Events, free and open to the public, are in the Author's Corner of the Illini Union Bookstore, 809 S. Wright St., Champaign, unless otherwise noted. The festival is a part of the Carr Reading Series, sponsored by the creative writing program in the department of English.
Stein, the Caterpillar professor of English and director of the creative writing program at Bradley University, has won numerous awards, including a National Endowment for the Arts poetry fellowship and four Illinois Arts Council Literary Awards.
On March 14 (Monday), he will speak on "Poetry's Afterlife: Verse in the Digital Age" at 2 p.m., and at 4:30 p.m., he will read his poetry.

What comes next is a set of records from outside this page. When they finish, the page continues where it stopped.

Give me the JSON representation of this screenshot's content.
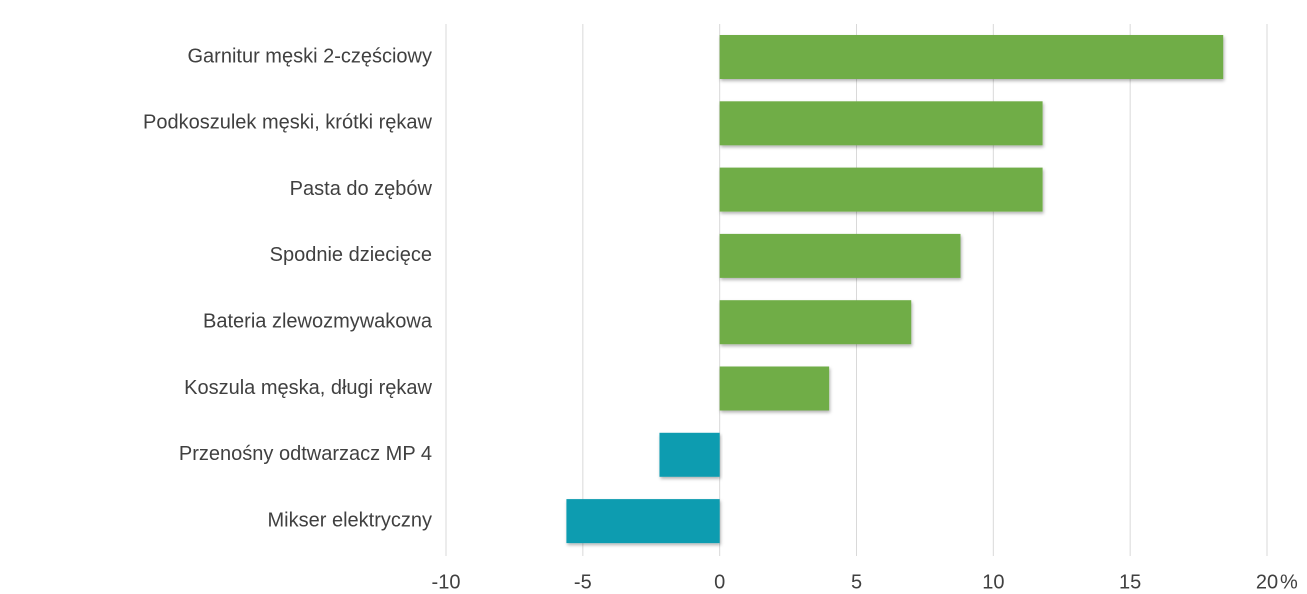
{
  "chart_data": {
    "type": "bar",
    "orientation": "horizontal",
    "categories": [
      "Garnitur męski 2-częściowy",
      "Podkoszulek męski, krótki rękaw",
      "Pasta do zębów",
      "Spodnie dziecięce",
      "Bateria zlewozmywakowa",
      "Koszula męska, długi rękaw",
      "Przenośny odtwarzacz MP 4",
      "Mikser elektryczny"
    ],
    "values": [
      18.4,
      11.8,
      11.8,
      8.8,
      7.0,
      4.0,
      -2.2,
      -5.6
    ],
    "colors": [
      "#70ad47",
      "#70ad47",
      "#70ad47",
      "#70ad47",
      "#70ad47",
      "#70ad47",
      "#0e9cb0",
      "#0e9cb0"
    ],
    "xlabel": "%",
    "xlim": [
      -10,
      20
    ],
    "xticks": [
      -10,
      -5,
      0,
      5,
      10,
      15,
      20
    ],
    "grid": true
  }
}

Stein also will participate in a performance of "Prayers for the People: Carl Sandburg's Poetry & Songs" at Smith Memorial Hall, 805 S. Mathews Ave., Urbana, at 7:30 p.m. The musical and spoken-word performance echoes the lecture-recital style of Sandburg, a poet and author from Galesburg, Ill., who won three Pulitzer Prizes. The performance also will feature readings by Janice Harrington, a U. of I. English professor.

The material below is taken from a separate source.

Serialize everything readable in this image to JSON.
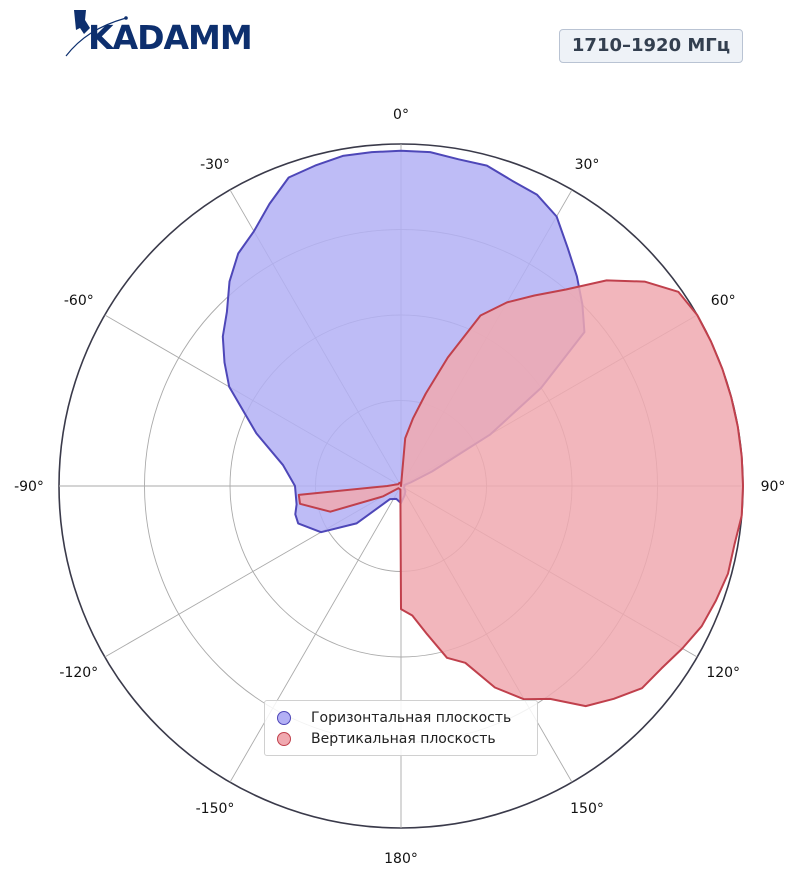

On March 15 (Tuesday) at 10 a.m., in a session called "Bearing Witness," a panel of writers will discuss the use of memory as a resource for giving testimony to difficult histories.
Panelists: Sue William Silverman, whose history of sexual abuse and addiction formed the basis for her memoirs "Because I Remember Terror, Father, I Remember You," and "Love Sick: One Woman's Journey Through Sexual Addiction"; Peter Orner, an award-winning novelist who has turned to nonfiction to document the oral histories of Zimbabweans living under the Mugabe regime as well as the stories of illegal immigrants; Cary Nelson, a U. of I. professor of English and of Jewish culture and society, who will share poetry of the Holocaust; and U. of I. English professor Philip Graham, who has written memoirs about living in Portugal and among the Beng of the Ivory Coast.

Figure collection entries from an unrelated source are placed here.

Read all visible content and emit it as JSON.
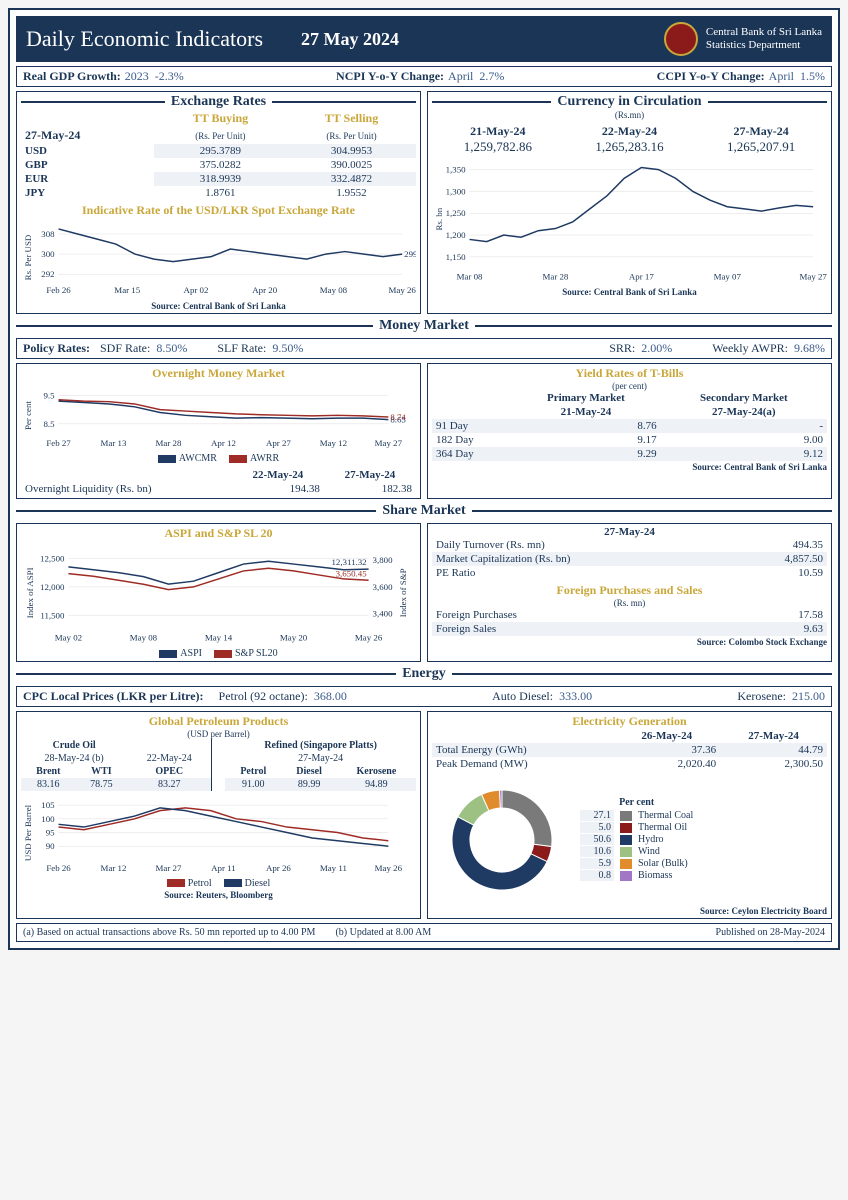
{
  "header": {
    "title": "Daily Economic Indicators",
    "date": "27 May 2024",
    "org1": "Central Bank of Sri Lanka",
    "org2": "Statistics Department"
  },
  "top_metrics": {
    "gdp_label": "Real GDP Growth:",
    "gdp_year": "2023",
    "gdp_val": "-2.3%",
    "ncpi_label": "NCPI Y-o-Y Change:",
    "ncpi_month": "April",
    "ncpi_val": "2.7%",
    "ccpi_label": "CCPI Y-o-Y Change:",
    "ccpi_month": "April",
    "ccpi_val": "1.5%"
  },
  "fx": {
    "title": "Exchange Rates",
    "buying_head": "TT Buying",
    "selling_head": "TT Selling",
    "unit": "(Rs. Per Unit)",
    "date": "27-May-24",
    "rows": [
      {
        "cur": "USD",
        "buy": "295.3789",
        "sell": "304.9953"
      },
      {
        "cur": "GBP",
        "buy": "375.0282",
        "sell": "390.0025"
      },
      {
        "cur": "EUR",
        "buy": "318.9939",
        "sell": "332.4872"
      },
      {
        "cur": "JPY",
        "buy": "1.8761",
        "sell": "1.9552"
      }
    ],
    "spot_title": "Indicative Rate of the USD/LKR Spot Exchange Rate",
    "spot_ylabel": "Rs. Per USD",
    "spot_latest": "299.99",
    "spot_chart": {
      "yticks": [
        292,
        300,
        308
      ],
      "ylim": [
        290,
        312
      ],
      "xticks": [
        "Feb 26",
        "Mar 15",
        "Apr 02",
        "Apr 20",
        "May 08",
        "May 26"
      ],
      "color": "#1f3a63",
      "points": [
        310,
        308,
        306,
        304,
        300,
        298,
        297,
        298,
        299,
        302,
        301,
        300,
        299,
        298,
        300,
        301,
        300,
        299,
        300
      ]
    },
    "source": "Source: Central Bank of Sri Lanka"
  },
  "circulation": {
    "title": "Currency in Circulation",
    "unit": "(Rs.mn)",
    "dates": [
      "21-May-24",
      "22-May-24",
      "27-May-24"
    ],
    "values": [
      "1,259,782.86",
      "1,265,283.16",
      "1,265,207.91"
    ],
    "chart": {
      "yticks": [
        1150,
        1200,
        1250,
        1300,
        1350
      ],
      "ylim": [
        1130,
        1370
      ],
      "ylabel": "Rs. bn",
      "xticks": [
        "Mar 08",
        "Mar 28",
        "Apr 17",
        "May 07",
        "May 27"
      ],
      "color": "#1f3a63",
      "points": [
        1190,
        1185,
        1200,
        1195,
        1210,
        1215,
        1230,
        1260,
        1290,
        1330,
        1355,
        1350,
        1330,
        1300,
        1280,
        1265,
        1260,
        1255,
        1262,
        1268,
        1265
      ]
    },
    "source": "Source: Central Bank of Sri Lanka"
  },
  "money": {
    "title": "Money Market",
    "policy": {
      "label": "Policy Rates:",
      "sdf_label": "SDF Rate:",
      "sdf": "8.50%",
      "slf_label": "SLF Rate:",
      "slf": "9.50%",
      "srr_label": "SRR:",
      "srr": "2.00%",
      "awpr_label": "Weekly AWPR:",
      "awpr": "9.68%"
    },
    "omm_title": "Overnight Money Market",
    "omm_ylabel": "Per cent",
    "omm_chart": {
      "yticks": [
        8.5,
        9.5
      ],
      "ylim": [
        8.2,
        9.8
      ],
      "xticks": [
        "Feb 27",
        "Mar 13",
        "Mar 28",
        "Apr 12",
        "Apr 27",
        "May 12",
        "May 27"
      ],
      "series": [
        {
          "name": "AWCMR",
          "color": "#1f3a63",
          "latest": "8.65",
          "points": [
            9.3,
            9.25,
            9.2,
            9.1,
            8.9,
            8.8,
            8.75,
            8.7,
            8.72,
            8.7,
            8.68,
            8.7,
            8.7,
            8.65
          ]
        },
        {
          "name": "AWRR",
          "color": "#9e2b25",
          "latest": "8.74",
          "points": [
            9.35,
            9.3,
            9.28,
            9.2,
            9.0,
            8.95,
            8.9,
            8.85,
            8.82,
            8.8,
            8.78,
            8.8,
            8.78,
            8.74
          ]
        }
      ]
    },
    "liq": {
      "label": "Overnight Liquidity (Rs. bn)",
      "d1": "22-May-24",
      "v1": "194.38",
      "d2": "27-May-24",
      "v2": "182.38"
    },
    "tbills": {
      "title": "Yield Rates of T-Bills",
      "unit": "(per cent)",
      "col1": "Primary Market",
      "col1_date": "21-May-24",
      "col2": "Secondary Market",
      "col2_date": "27-May-24(a)",
      "rows": [
        {
          "tenor": "91 Day",
          "p": "8.76",
          "s": "-"
        },
        {
          "tenor": "182 Day",
          "p": "9.17",
          "s": "9.00"
        },
        {
          "tenor": "364 Day",
          "p": "9.29",
          "s": "9.12"
        }
      ],
      "source": "Source: Central Bank of Sri Lanka"
    }
  },
  "share": {
    "title": "Share Market",
    "chart_title": "ASPI and S&P SL 20",
    "chart": {
      "left_ticks": [
        11500,
        12000,
        12500
      ],
      "left_lim": [
        11300,
        12700
      ],
      "left_label": "Index of ASPI",
      "right_ticks": [
        3400,
        3600,
        3800
      ],
      "right_lim": [
        3300,
        3900
      ],
      "right_label": "Index of S&P",
      "xticks": [
        "May 02",
        "May 08",
        "May 14",
        "May 20",
        "May 26"
      ],
      "aspi": {
        "color": "#1f3a63",
        "latest": "12,311.32",
        "points": [
          12350,
          12300,
          12250,
          12180,
          12050,
          12100,
          12250,
          12400,
          12450,
          12400,
          12350,
          12300,
          12311
        ]
      },
      "sp": {
        "color": "#9e2b25",
        "latest": "3,650.45",
        "points": [
          3700,
          3680,
          3650,
          3620,
          3580,
          3600,
          3660,
          3720,
          3740,
          3720,
          3690,
          3660,
          3650
        ]
      }
    },
    "summary": {
      "date": "27-May-24",
      "rows": [
        {
          "l": "Daily Turnover (Rs. mn)",
          "v": "494.35"
        },
        {
          "l": "Market Capitalization (Rs. bn)",
          "v": "4,857.50"
        },
        {
          "l": "PE Ratio",
          "v": "10.59"
        }
      ],
      "fps_title": "Foreign Purchases and Sales",
      "fps_unit": "(Rs. mn)",
      "fps_rows": [
        {
          "l": "Foreign Purchases",
          "v": "17.58"
        },
        {
          "l": "Foreign Sales",
          "v": "9.63"
        }
      ],
      "source": "Source: Colombo Stock Exchange"
    }
  },
  "energy": {
    "title": "Energy",
    "cpc": {
      "label": "CPC Local Prices (LKR per Litre):",
      "petrol_l": "Petrol (92 octane):",
      "petrol": "368.00",
      "diesel_l": "Auto Diesel:",
      "diesel": "333.00",
      "kero_l": "Kerosene:",
      "kero": "215.00"
    },
    "global": {
      "title": "Global Petroleum Products",
      "unit": "(USD per Barrel)",
      "crude_head": "Crude Oil",
      "crude_d1": "28-May-24 (b)",
      "crude_d2": "22-May-24",
      "refined_head": "Refined (Singapore Platts)",
      "refined_date": "27-May-24",
      "brent_l": "Brent",
      "brent": "83.16",
      "wti_l": "WTI",
      "wti": "78.75",
      "opec_l": "OPEC",
      "opec": "83.27",
      "rpet_l": "Petrol",
      "rpet": "91.00",
      "rdie_l": "Diesel",
      "rdie": "89.99",
      "rker_l": "Kerosene",
      "rker": "94.89",
      "chart": {
        "ylabel": "USD Per Barrel",
        "yticks": [
          90,
          95,
          100,
          105
        ],
        "ylim": [
          86,
          108
        ],
        "xticks": [
          "Feb 26",
          "Mar 12",
          "Mar 27",
          "Apr 11",
          "Apr 26",
          "May 11",
          "May 26"
        ],
        "series": [
          {
            "name": "Petrol",
            "color": "#9e2b25",
            "points": [
              97,
              96,
              98,
              100,
              103,
              104,
              103,
              100,
              99,
              97,
              96,
              95,
              93,
              92
            ]
          },
          {
            "name": "Diesel",
            "color": "#1f3a63",
            "points": [
              98,
              97,
              99,
              101,
              104,
              103,
              101,
              99,
              97,
              95,
              93,
              92,
              91,
              90
            ]
          }
        ]
      },
      "source": "Source: Reuters, Bloomberg"
    },
    "elec": {
      "title": "Electricity Generation",
      "dates": [
        "26-May-24",
        "27-May-24"
      ],
      "rows": [
        {
          "l": "Total Energy (GWh)",
          "v1": "37.36",
          "v2": "44.79"
        },
        {
          "l": "Peak Demand (MW)",
          "v1": "2,020.40",
          "v2": "2,300.50"
        }
      ],
      "mix_label": "Per cent",
      "mix": [
        {
          "name": "Thermal Coal",
          "pct": "27.1",
          "color": "#7a7a7a"
        },
        {
          "name": "Thermal Oil",
          "pct": "5.0",
          "color": "#8b1a1a"
        },
        {
          "name": "Hydro",
          "pct": "50.6",
          "color": "#1f3a63"
        },
        {
          "name": "Wind",
          "pct": "10.6",
          "color": "#9dc183"
        },
        {
          "name": "Solar (Bulk)",
          "pct": "5.9",
          "color": "#e08b2c"
        },
        {
          "name": "Biomass",
          "pct": "0.8",
          "color": "#a176c4"
        }
      ],
      "source": "Source: Ceylon Electricity Board"
    }
  },
  "footer": {
    "note_a": "(a) Based on actual transactions above Rs. 50 mn reported up to 4.00 PM",
    "note_b": "(b) Updated at 8.00 AM",
    "pub": "Published on 28-May-2024"
  }
}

Orner and Silverman also will read from their books at 4:30 p.m. Orner's 2001 short-story collection, "Esther Stories," won numerous awards and was a New York Times Notable Book. Silverman's memoir "Love Sick" became a Lifetime movie. She teaches in the MFA Writing Program at the Vermont College of Fine Arts.
Also on March 15, at 2 p.m., a panel of writers and musicians will discuss the craft of writing about music, ranging from reviews to journalism to fiction. This session, dubbed "Liner Notes for MP3s," will feature Dave Housley, the author of the short-story collection "Ryan Seacrest is Famous"; Jim Ruland, the author of the short-story collection "Big Lonesome"; Seth Fein, of the Nicodemus Agency; and Doug Hoepker, of Smile Politely, Champaign-Urbana's online magazine.
Other events in the festival include readings by local authors, faculty members and winners of the 2011 student writing awards. Details are at creativewriting.english.illinois.edu/carr/.
The Carr Reading Series is made possible by a gift from Robert J. and Katherin Carr.
The Sandburg event is also sponsored by the U. of I. Library, the School of Music and the Rare Book and Manuscript Library, which houses the Sandburg archives.